Within a week, he's meeting with Michael C. Hall and Mireille Enos, a husband-wife team who have been running job counseling seminars at community colleges and homeless shelters, having success but struggling to reach a broader audience. Hall was a home builder before the crunch, and has experience with the working class jobs that represent the foundation of our economy and also provide the gateway to higher-paying opportunities.
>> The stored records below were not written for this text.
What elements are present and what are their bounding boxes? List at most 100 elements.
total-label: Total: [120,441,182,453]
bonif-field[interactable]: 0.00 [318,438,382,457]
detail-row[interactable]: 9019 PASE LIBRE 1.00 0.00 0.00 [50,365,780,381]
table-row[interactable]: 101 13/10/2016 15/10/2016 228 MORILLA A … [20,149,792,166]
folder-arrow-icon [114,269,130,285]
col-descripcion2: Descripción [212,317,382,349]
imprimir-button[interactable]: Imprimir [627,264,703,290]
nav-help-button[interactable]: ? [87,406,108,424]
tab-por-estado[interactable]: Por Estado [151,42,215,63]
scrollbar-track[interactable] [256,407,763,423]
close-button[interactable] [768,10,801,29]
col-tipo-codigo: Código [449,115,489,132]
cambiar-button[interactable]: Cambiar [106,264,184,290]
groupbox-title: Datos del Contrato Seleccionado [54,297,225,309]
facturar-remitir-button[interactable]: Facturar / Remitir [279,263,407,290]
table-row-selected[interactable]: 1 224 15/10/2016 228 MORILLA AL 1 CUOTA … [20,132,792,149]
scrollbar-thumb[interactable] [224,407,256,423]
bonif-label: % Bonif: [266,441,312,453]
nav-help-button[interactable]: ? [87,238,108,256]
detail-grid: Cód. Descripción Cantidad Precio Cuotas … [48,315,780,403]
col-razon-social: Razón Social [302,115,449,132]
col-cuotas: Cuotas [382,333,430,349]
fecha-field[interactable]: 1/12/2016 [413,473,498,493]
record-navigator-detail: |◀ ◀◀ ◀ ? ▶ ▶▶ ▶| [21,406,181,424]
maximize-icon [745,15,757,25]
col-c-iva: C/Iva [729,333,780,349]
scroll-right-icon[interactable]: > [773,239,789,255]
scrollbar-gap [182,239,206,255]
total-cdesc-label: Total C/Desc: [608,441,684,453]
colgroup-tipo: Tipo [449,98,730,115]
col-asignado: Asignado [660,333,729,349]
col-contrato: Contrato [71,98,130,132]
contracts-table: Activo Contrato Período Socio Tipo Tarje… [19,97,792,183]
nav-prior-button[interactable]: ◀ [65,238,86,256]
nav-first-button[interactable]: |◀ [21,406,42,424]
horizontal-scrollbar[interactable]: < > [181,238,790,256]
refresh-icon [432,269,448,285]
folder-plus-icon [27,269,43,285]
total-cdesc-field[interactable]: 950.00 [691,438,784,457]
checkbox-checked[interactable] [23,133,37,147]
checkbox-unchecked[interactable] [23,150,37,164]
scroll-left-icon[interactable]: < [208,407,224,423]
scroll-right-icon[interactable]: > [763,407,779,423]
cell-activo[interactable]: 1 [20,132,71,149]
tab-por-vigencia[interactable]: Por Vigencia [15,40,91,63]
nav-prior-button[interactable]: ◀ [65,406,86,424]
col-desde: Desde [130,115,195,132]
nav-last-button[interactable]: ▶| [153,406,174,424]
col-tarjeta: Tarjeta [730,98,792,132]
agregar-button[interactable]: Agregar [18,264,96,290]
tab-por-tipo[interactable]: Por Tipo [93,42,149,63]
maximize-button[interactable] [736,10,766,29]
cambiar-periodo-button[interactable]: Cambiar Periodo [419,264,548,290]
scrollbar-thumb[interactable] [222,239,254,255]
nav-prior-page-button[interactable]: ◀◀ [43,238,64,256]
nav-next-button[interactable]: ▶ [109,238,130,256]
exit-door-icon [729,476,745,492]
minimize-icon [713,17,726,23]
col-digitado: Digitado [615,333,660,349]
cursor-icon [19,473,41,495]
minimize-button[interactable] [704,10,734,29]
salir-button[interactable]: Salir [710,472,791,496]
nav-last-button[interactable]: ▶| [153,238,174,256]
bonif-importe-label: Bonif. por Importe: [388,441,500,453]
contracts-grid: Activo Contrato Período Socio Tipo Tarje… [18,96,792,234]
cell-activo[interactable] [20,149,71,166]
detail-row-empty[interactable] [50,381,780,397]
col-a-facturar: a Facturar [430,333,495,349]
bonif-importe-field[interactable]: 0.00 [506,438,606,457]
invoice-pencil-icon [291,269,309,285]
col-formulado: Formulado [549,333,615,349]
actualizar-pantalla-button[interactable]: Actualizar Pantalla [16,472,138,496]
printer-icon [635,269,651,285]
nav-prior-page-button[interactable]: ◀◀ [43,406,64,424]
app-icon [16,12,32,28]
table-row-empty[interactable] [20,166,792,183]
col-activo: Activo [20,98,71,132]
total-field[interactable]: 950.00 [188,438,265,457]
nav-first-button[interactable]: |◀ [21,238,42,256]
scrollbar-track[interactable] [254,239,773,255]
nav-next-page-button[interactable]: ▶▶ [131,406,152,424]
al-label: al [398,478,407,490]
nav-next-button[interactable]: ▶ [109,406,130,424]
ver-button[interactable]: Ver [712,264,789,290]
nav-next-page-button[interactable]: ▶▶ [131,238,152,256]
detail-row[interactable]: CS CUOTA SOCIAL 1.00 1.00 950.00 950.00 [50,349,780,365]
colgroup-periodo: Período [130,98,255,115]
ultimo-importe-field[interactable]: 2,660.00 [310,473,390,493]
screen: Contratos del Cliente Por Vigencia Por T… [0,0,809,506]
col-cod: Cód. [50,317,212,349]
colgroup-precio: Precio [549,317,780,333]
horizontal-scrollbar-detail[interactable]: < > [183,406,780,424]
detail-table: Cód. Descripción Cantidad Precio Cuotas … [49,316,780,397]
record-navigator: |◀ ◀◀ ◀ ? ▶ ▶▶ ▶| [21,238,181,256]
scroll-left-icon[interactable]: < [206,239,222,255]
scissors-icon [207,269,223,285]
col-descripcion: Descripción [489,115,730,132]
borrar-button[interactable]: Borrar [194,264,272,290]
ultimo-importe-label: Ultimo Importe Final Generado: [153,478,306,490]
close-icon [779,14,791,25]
Enos acted in porn films for a few years before leaving to work in entertainment law when the transition to legitimate acting never panned out. They're creative, resourceful people with a strong work ethic, but it's getting hard for them to keep their family afloat on the money they make from job counseling. Baldwin's character funds the startup of a non-profit and brings them on as co-founders. They approach the problem from multiple fronts: community outreach and training, assistance in locating transportation and childcare, online job databases and resources including apps (one neglected segment of the jobs problem is moving white-collar workers into better jobs to create openings at the entry level), and lobbying for systemic reform. Before long, they're working with Senator Gretchen Ibex, D-CA (Tina Fey) to enact the tax and regulatory reforms that will help in their efforts.
Episodes of Jobs will strike a balance between West Wing-style drama about building the non-profit, making it successful, and negotiating the politics (season-long arcs) and the Quantum Leap/The Fugitive setup of meeting someone new each week and solving their problems in an hour (individual episode storylines).